We all do this - we need something done, so we turn to the person we're talking to and ask, "Can you just do this for me?" We ask doctors at parties for advice about a weird pain in our arm, we ask our friend the designer to make us a logo. We really do know that what we're asking isn't just one simple thing, but we've decided to pretend it is. After all, if they asked us we'd...
...but would we, really? How many times have you been approached by someone you know and asked for "just" one thing - you know, something simple like a promotional campaign or an explanation on the best way to do email marketing for their business or how to get a million Twitter followers quickly.
Erika Napoletano (@RedheadWriting) says it bluntly in her article about Theory vs Teaching: How NOT To Give Away Your IP : ...if you keep trolling the interwebz and your local professional events in search of people who will tell you how to blow your business out of the water for free, you’re an asshole.
Let's admit it - we're all assholes from time to time. At some point in time, we've all said, "Can you just...?" even (sometimes, especially) when we know that that "just" isn't simple at all.
On the other hand, how many times have we read articles that tell you customer service is about going above and beyond what the customer needs to really provide excellent service? How many times have we spent hours hand-holding clients, or talking them off the ledge of a really bad idea?

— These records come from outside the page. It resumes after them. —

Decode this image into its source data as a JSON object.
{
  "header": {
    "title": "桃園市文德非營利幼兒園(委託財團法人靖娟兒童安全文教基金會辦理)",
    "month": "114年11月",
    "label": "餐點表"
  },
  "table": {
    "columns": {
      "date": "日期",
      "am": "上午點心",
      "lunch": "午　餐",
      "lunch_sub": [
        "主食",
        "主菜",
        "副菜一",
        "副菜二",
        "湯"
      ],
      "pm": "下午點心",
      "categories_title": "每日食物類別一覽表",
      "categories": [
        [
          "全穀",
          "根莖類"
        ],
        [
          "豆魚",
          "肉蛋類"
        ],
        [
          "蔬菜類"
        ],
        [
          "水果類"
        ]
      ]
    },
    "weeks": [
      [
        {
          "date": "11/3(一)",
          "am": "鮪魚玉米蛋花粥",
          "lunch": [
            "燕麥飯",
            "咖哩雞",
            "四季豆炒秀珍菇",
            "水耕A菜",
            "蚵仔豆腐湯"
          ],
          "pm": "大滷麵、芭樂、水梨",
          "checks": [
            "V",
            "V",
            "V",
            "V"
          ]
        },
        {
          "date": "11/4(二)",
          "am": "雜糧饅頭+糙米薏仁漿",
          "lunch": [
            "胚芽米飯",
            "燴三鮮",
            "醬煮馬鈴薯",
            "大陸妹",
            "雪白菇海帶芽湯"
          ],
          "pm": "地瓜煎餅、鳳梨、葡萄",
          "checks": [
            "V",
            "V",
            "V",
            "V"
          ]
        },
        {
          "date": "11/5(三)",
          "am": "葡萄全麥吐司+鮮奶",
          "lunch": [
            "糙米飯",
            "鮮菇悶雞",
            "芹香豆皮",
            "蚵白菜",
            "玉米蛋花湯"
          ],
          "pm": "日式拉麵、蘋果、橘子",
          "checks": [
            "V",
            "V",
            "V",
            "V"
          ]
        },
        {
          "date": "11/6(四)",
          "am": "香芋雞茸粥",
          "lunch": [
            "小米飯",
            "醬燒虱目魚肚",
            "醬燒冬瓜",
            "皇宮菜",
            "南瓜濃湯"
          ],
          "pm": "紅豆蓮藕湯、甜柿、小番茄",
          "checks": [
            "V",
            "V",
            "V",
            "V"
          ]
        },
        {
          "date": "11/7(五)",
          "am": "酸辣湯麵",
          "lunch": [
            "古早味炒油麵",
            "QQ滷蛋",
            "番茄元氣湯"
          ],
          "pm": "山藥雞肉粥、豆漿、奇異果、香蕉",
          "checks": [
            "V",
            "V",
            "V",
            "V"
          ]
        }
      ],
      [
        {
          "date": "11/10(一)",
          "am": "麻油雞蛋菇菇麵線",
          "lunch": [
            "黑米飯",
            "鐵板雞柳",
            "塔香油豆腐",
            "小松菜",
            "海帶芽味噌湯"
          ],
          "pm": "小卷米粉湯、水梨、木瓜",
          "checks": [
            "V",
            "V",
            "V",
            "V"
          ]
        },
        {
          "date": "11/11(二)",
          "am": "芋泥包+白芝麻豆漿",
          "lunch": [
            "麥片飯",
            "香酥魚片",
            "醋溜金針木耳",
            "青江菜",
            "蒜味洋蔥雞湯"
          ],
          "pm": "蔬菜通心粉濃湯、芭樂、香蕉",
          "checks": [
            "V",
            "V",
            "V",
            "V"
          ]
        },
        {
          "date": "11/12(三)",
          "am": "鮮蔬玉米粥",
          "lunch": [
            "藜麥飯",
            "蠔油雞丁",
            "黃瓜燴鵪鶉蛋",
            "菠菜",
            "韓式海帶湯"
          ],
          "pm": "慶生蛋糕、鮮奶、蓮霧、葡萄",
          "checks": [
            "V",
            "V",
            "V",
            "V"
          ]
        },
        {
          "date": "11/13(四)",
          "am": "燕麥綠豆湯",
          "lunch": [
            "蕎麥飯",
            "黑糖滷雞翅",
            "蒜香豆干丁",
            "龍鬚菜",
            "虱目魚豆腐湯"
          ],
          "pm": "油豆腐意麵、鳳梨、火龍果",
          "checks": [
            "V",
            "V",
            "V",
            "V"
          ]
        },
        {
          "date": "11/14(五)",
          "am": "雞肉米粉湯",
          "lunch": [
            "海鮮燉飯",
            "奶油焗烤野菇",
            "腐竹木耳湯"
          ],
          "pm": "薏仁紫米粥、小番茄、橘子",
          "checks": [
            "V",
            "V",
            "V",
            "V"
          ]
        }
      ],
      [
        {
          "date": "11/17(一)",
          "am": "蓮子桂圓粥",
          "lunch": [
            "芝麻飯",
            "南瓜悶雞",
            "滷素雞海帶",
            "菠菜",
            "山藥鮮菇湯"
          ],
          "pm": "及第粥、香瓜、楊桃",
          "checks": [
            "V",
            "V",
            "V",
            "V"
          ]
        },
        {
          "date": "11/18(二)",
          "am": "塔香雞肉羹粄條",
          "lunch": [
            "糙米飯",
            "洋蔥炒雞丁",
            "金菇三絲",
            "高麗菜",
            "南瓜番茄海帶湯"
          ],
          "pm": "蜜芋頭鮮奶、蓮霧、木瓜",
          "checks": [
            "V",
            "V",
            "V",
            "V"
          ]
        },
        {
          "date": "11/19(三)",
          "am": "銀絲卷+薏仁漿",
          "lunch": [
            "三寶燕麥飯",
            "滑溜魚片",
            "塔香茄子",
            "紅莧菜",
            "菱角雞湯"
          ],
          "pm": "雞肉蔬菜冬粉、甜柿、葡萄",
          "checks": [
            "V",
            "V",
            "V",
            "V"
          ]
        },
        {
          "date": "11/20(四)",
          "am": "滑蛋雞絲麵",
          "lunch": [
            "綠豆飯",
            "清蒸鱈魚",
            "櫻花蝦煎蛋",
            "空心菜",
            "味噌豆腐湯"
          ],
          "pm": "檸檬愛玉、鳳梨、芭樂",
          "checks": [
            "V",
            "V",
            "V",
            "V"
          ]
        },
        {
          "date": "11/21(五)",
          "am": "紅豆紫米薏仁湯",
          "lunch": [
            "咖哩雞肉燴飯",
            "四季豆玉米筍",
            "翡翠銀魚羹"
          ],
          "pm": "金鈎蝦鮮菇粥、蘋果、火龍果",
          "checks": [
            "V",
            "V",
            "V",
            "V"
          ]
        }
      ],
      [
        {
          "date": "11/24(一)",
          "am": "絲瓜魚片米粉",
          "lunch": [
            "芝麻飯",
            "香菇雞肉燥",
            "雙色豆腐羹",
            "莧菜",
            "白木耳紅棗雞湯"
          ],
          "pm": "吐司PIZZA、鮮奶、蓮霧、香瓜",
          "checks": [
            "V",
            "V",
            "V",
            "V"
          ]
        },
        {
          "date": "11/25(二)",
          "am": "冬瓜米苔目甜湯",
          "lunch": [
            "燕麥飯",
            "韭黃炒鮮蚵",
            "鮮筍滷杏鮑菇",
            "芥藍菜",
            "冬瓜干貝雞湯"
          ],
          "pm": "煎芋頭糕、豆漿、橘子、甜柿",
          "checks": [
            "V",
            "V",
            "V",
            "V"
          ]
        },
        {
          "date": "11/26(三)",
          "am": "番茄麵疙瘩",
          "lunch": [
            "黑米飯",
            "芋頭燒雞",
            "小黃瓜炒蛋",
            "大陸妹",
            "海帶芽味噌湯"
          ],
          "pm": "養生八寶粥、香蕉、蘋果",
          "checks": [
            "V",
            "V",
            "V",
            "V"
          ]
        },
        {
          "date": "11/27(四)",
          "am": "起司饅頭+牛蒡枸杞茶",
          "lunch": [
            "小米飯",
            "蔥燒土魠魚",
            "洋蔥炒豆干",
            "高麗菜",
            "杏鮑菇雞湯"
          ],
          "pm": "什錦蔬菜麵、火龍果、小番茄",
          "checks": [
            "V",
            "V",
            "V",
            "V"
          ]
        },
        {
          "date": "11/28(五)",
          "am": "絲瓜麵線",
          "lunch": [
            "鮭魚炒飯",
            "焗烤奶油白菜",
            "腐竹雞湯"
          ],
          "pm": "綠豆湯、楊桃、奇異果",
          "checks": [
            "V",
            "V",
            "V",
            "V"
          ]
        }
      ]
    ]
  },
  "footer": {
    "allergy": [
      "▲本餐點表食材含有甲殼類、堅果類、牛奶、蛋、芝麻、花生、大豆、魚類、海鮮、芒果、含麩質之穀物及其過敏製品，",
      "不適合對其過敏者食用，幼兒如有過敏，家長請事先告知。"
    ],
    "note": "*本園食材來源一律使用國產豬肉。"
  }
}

One of my very first clients was extremely needy. I had to spend a lot of extra time on the phone with them, did far more work than the project warranted and in the end...they stiffed me. No pay, no return calls, they blocked my emails and ability to contact them on a shared social network. I learned a very hard lesson with that project. Now, no more hand-holding new clients. They pay me, they get what I promised. That's it. They have to prove themselves to *me* before they'll get that extra time and effort.
Recently I was called by an old friend. She could not pay me, but she needed advice. There was no question in my mind - I immediately helped her out. Luckily, she's also quite sensible and wasn't asking for a ridiculous commitment of time, but even if she was, I'd have jumped to help - because I *know* that if/when I need her help, she'd be there for me to "just" do that one thing.
So, when do we "just" do something?
Here are a few Guidelines you can use to know who you should do "just" one more thing for:
Client Advocates - These people don't just use your services, they sell your services to everyone they encounter. They may be friends, peers and/or customers - they are part of your trusted inner circle. For these people, if you're not going above and beyond, you're missing an opportunity to thank them for all their work on your behalf, and a chance to make them that much more enthused about your services.
Repeat Clients - Despite the fact that competition is tough and there's always someone out there who will lowball, these clients come back over and over. These are the people to whom you first offer new services and goods, and when they ask if you can "just" add on one more thing, it's a good bet that it won't be wasted time.
Referrals - These people have been told that you are really good at what you do. Don't throw the whole book of tricks at them, but this is an incredible opportunity to pull out an extra stop and do that one last thing that will take the edge off their concerns. Get their shoulders to relax in relief, and you've got a client for the long haul.
On the other side of the coin here are some folks for whom "just" one more thing is likely to be a time-sink:
Family - I won't elaborate here. We all know this is true. Family has no idea how *hard* what you do is, because they so often don't really understand what you do. Draw clear lines right at the very start of the project, and be firm that no, you can't "just do one more thing."
On Again-Off Again Clients - These folks ping-pong back and forth looking for the best deal. They love you, until you quote a price, then they insist they can get a better quote down the road. Once they agree, they'll niggle and nag until they've weaseled a whole other project out of you...and they'll be the last ones to pay the bill.
New Clients - This sounds counterintuitive, because of course we want to wow new clients right out of their seats. Well, yes - wow them with what they contracted for and what you promised. Do an *amazing* job at exactly what they asked for. When it's all over and you have that check in your hand, suggest next steps, and be more open to doing just one more thing for them.
As with all things dealing with people, there is no one simple answer for this. The most important thing is to be mindful of who you're willing to do "just" one more thing for, and stick to your guns. And while we're at it, let's be mindful of who *we* ask "Can you just...?"
Sometimes the worst thing you can do is go above and beyond. Sometimes there's no question, you'll do the extra work because the relationship is worth it Knowing the difference is critical to knowing when you can do just one more thing.